Puriri - Current and Potential Future Usage

Current and Potential Future Usage

Currently small quantities of puriri timber are available from time to time around the greater Auckland province and Northland(17), these tend to be mostly used for wood-turning or, as in the case of puriri fence posts, be recycled as garden furniture (6, 18). The erstwhile Forest Research Institute (now Scion) recommends planting fast-growing high quality timber species such as puriri as special purpose species, particularly in view of the rising cost of importing these and the scarcity of native timber(19).

A special-purpose species is defined as "a species producing timber with special wood properties required for those uses where radiata pine (Pinus radiata D. Don.) is not entirely satisfactory". Therefore, the timber will usually be complementary to that of Pinus radiata, not an alternative.
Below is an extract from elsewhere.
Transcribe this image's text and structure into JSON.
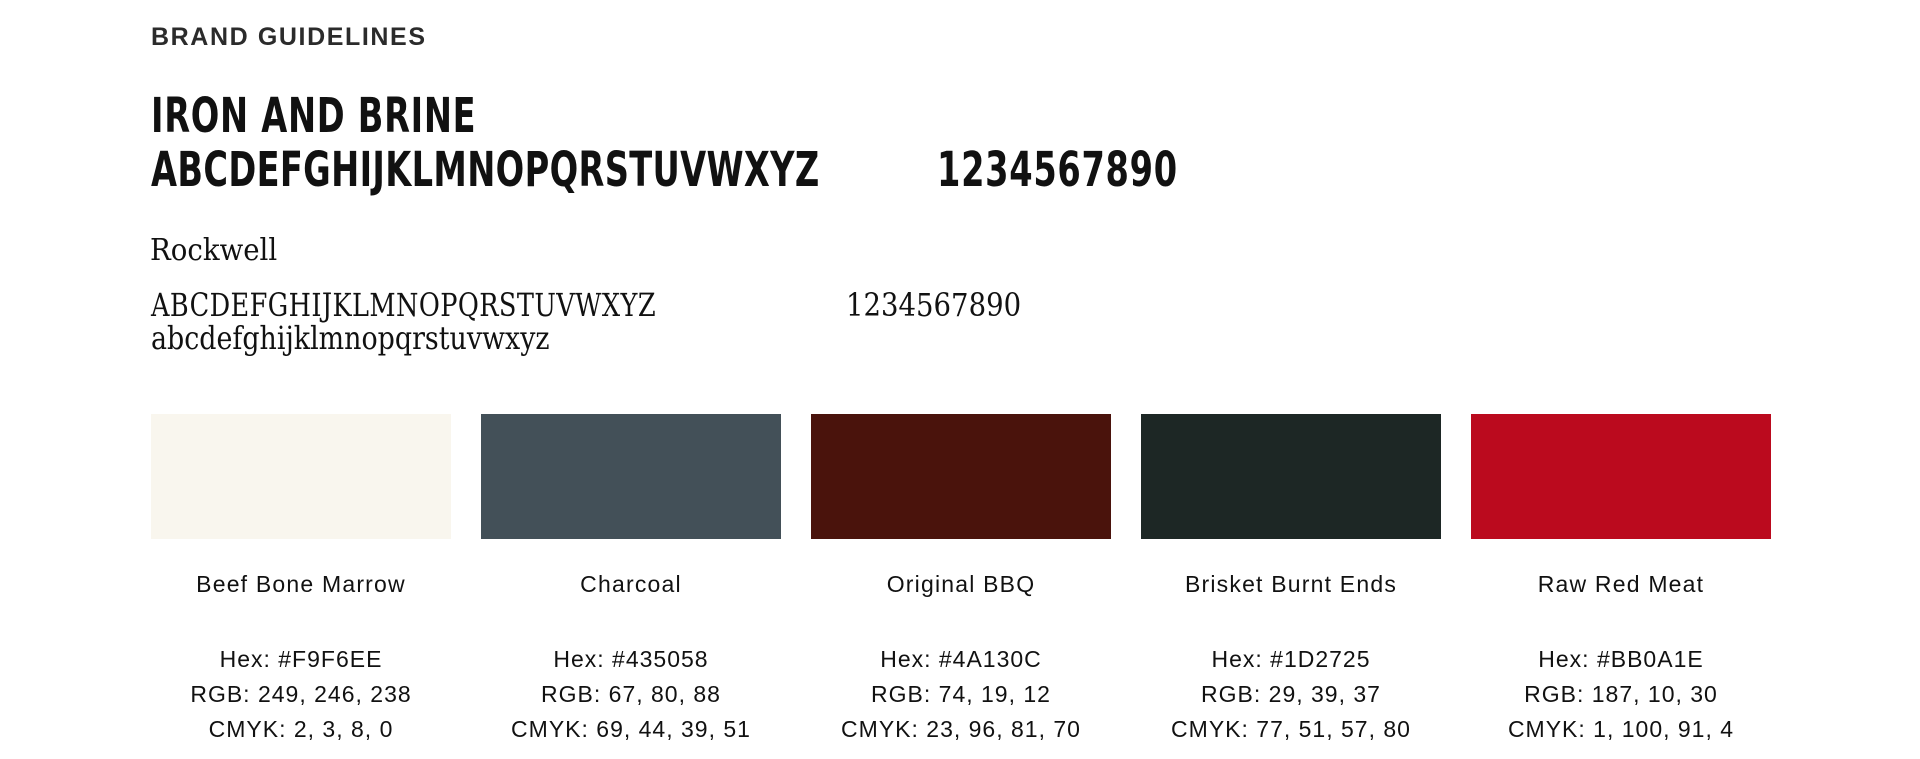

Some of the special-purpose end uses advocated were; furniture, veneer, turnery, exterior joinery, boat building and tool handles(20). Puriri has fulfilled these roles in the past. Other potential roles for puriri include post, wharf and bridge pilings, as pine requires a high degree of preservative treatment and can break too readily under pressure due to lack of cross-grained wood(21). Indications are that puriri could coppice well, and, as it is one of New Zealand's hottest burning timbers(6), it might prove suitable as a source of biomass or for charcoal production.